UNITED STATES, WASHINGTON (OBSERVATORY) — Italy avoided the threat of disciplinary action from the EU, convincing the European Commission that the new measures introduced this week will help bring the country’s growing debt into line with the fiscal rules of the bloc, reports Reuters.
The European Commission said that at this stage the excessive deficit procedure (EDP) is no longer required, since Italy is expected to generally comply with the requirements of the EU Stability and Growth Pact this year.
EDP is a procedure that the European Commission can initiate against any EU member state that exceeds the established budget deficit limit or cannot reduce its debt.

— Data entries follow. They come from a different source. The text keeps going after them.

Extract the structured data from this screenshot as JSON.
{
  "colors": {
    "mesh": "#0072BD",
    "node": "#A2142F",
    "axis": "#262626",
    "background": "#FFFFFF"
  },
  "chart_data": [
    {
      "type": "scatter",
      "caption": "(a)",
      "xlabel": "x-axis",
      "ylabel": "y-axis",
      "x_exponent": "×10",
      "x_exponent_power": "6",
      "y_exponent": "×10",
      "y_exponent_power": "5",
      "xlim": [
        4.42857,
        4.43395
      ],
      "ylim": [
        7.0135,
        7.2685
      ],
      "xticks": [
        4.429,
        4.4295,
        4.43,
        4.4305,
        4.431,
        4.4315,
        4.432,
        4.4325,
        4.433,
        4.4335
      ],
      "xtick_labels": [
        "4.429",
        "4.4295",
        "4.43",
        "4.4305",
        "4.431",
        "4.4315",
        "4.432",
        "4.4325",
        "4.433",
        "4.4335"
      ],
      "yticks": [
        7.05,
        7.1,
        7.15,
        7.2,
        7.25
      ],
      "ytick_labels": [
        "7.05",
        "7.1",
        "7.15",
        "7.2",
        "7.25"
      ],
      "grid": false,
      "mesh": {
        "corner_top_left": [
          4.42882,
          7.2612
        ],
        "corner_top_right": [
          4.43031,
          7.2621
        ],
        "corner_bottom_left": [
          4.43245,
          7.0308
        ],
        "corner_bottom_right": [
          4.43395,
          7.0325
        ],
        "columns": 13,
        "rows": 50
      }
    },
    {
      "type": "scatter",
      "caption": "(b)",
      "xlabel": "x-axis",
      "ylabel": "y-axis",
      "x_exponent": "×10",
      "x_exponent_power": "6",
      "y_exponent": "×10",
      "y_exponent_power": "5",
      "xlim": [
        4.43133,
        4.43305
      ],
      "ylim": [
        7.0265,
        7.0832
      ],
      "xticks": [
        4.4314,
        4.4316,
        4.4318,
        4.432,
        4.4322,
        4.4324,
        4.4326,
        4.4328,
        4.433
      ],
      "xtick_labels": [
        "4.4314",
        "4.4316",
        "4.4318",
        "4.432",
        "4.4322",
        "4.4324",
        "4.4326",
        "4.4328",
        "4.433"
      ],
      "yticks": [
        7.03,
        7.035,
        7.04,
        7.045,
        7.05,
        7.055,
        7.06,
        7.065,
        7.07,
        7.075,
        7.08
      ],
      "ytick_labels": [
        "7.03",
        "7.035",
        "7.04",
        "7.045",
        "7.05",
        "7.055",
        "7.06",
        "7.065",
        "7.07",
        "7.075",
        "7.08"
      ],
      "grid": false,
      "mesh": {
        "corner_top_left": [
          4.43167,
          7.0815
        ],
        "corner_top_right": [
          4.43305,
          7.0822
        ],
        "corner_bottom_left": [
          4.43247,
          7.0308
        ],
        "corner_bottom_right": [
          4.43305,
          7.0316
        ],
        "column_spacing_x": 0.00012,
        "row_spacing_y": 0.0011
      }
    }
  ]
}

The launch of the disciplinary procedure threatened Italy with a fine.
Italian bond yields fell amid Rome’s agreement with Brussels.
Italian Economy Minister Giovanni Tria said the government’s efforts were “rewarded twice” – the EC rejected the disciplinary procedure and the market reacted positively, resulting in lower borrowing costs for the country.

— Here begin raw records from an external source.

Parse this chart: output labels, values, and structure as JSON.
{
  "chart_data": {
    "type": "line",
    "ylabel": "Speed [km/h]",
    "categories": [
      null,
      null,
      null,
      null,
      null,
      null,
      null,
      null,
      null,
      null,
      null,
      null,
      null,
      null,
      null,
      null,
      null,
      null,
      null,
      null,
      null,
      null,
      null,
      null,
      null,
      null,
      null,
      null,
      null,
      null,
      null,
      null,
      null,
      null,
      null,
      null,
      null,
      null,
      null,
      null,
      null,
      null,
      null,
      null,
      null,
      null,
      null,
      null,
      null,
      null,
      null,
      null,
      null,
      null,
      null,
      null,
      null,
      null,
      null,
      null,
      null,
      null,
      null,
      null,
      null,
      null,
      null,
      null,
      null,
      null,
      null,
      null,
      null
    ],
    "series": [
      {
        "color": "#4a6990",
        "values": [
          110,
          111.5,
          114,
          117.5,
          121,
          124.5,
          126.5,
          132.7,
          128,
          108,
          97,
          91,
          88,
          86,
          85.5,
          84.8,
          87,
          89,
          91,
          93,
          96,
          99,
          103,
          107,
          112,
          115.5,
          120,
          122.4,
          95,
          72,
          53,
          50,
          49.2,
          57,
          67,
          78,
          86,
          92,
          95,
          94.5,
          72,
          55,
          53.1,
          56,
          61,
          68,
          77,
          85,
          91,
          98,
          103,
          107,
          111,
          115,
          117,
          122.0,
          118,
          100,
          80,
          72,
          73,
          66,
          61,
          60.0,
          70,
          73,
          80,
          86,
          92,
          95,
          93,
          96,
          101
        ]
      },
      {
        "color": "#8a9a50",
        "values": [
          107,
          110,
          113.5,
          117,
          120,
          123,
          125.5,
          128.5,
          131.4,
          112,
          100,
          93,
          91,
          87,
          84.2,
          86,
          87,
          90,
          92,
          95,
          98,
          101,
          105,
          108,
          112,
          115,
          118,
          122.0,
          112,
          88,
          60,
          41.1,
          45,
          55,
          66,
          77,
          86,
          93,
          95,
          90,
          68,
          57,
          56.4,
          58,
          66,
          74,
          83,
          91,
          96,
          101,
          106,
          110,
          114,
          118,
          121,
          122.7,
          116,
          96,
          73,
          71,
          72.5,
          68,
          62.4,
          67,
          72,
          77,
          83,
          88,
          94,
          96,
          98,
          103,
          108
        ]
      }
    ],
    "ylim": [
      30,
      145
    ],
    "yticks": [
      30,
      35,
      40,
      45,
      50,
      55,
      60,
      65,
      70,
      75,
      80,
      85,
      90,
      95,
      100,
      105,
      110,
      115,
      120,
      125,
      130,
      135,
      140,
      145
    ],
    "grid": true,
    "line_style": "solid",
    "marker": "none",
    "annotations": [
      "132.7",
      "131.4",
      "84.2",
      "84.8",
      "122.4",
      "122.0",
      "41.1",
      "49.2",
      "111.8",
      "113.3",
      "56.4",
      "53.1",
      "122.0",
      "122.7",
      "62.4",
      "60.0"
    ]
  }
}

“Europe recognized our seriousness and responsibility,” Italian Prime Minister Giuseppe Conte wrote on Facebook. “Italy is a great and trustworthy country, and today we have received one more confirmation of this.”
The European Commission stated that the Italian government made additional efforts this year to partially offset the deterioration in the structural balance of 2018. The
Commission called on Italy to comply with its obligations to prepare the budget for 2020 in accordance with the EU budget rules. The draft budget should be submitted to the EC by October 15th. Italy pledged to reduce the structural deficit next year, as was done in 2019, thanks to the latest measures to reduce costs and increase revenue.
The Government of Italy, during a meeting held on July 1, agreed on measures that would increase revenues and save costs by achieving a reduction in the budget deficit this year by € 7.6 billion compared with the figure presented in the April draft budget.
Italian authorities estimate that the budget deficit this year will be 2.04% of GDP. The April draft budget provided for a deficit of 2.4% of GDP.
In accordance with EU rules, countries should try to maintain a budget deficit of no higher than 3% of GDP; the ratio of public debt to GDP should not exceed 60%. Currently, Italy’s public debt is about 132% of GDP.